В военной витрине лежат медицинские инструменты... среди прочего – рулон металлической сетки – проволочная сетчатая шина... тоже удобное изобретение, но уже не для созидания и не для убийства, а для того, чтобы придать неподвижность раненой руке...

… Музей Кронида Гоголева –  это случай уникальный. Тут не просто домашнее тепло и хранимая красота. Тут –  вход в особенный мир.
… Кронид  Александрович Гоголев родился в новгородских краях в семье  деревенского столяра( вообще-то отец был священником, но от служения отказался, будучи  скорее толстовцем...). Раскулачивание, арест отца, война... Кронид воевал, был и в партизанском отряде, и в армии... Демобилизовался в пятидесятом...  Не с первой попытки поступил в  художественное училище.

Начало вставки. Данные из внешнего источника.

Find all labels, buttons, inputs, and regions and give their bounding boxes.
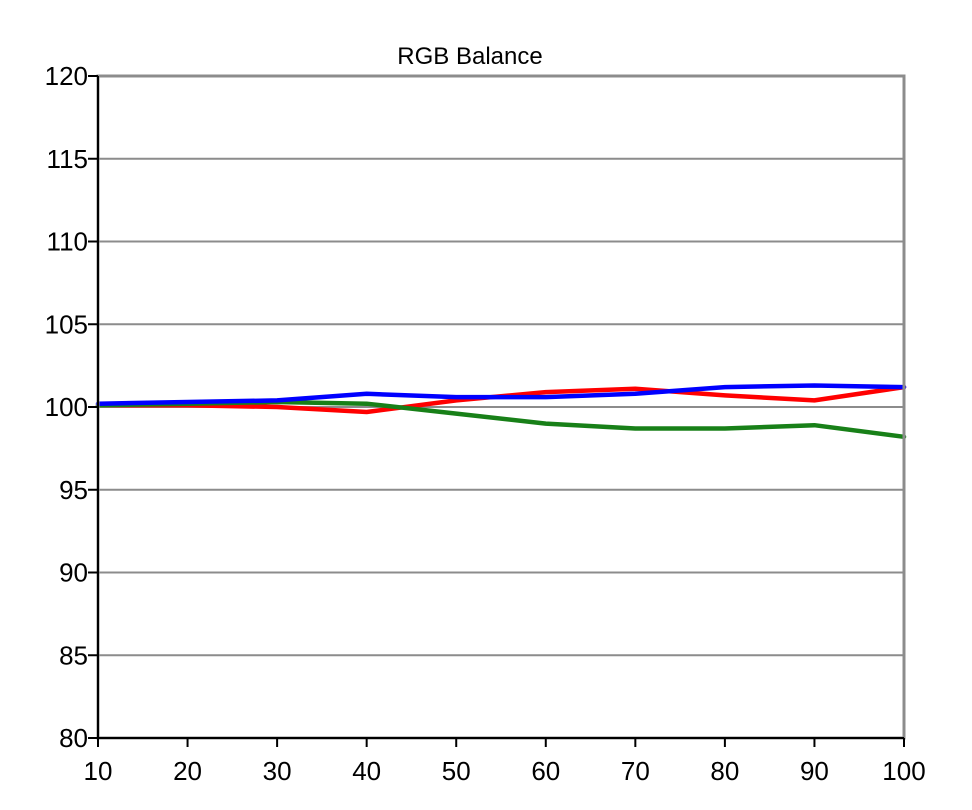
axes: 80 85 90 95 100 105 110 115 120 10 20 30 40 50 60 70 80 9… [45,61,926,786]
y-tick-label-120: 120 [45,61,88,91]
x-tick-label-80: 80 [710,756,739,786]
y-tick-label-90: 90 [59,558,88,588]
y-tick-label-80: 80 [59,723,88,753]
x-tick-label-70: 70 [621,756,650,786]
blue-series-line [95,383,907,406]
y-tick-label-85: 85 [59,640,88,670]
x-tick-label-20: 20 [173,756,202,786]
y-tick-label-115: 115 [47,144,88,174]
x-tick-label-60: 60 [531,756,560,786]
x-tick-label-100: 100 [882,756,925,786]
x-tick-label-90: 90 [800,756,829,786]
x-tick-label-40: 40 [352,756,381,786]
y-tick-label-105: 105 [45,309,88,339]
x-tick-label-10: 10 [84,756,113,786]
x-tick-label-30: 30 [263,756,292,786]
x-tick-label-50: 50 [442,756,471,786]
y-tick-label-95: 95 [59,475,88,505]
y-tick-label-100: 100 [45,392,88,422]
y-tick-label-110: 110 [47,227,88,257]
chart-title: RGB Balance [397,43,542,70]
series-lines [95,383,907,440]
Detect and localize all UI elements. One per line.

Стал учителем рисования и черчения, по распределению попал в Карелию... Рисовал. Заочно закончил худграф Герценовского института. Вырастил детей...
Живописные работы Кронида Гоголева  хороши, но они  все же не уникальны. А вот его резьба по дереву! Такого не делает больше никто. Это горельефы –  сложные, многофигурные, это и пейзажи, и сюжетные композиции...  Деревенские сценки, иллюстрации к «Калевале» и даже «Тайная вечеря»... Описать их невозможно. Надо видеть вживую и рассматривать долго, уходя в их пространство.

...Я была в музее Кронида Гоголева два раза, оба раза —при жизни мастера, и впечатление у меня одно – это большая радость, это – солнечный свет...
«Где из Дерева жизни создан весь окружающий мир...»

Кронид Гоголев прожил 86 лет. Он из тех людей, о которых думаешь, что они были вечно и будут вечно, как тот же Рэй Брэдбери...

… На этом я заканчиваю главу о  Сортавале.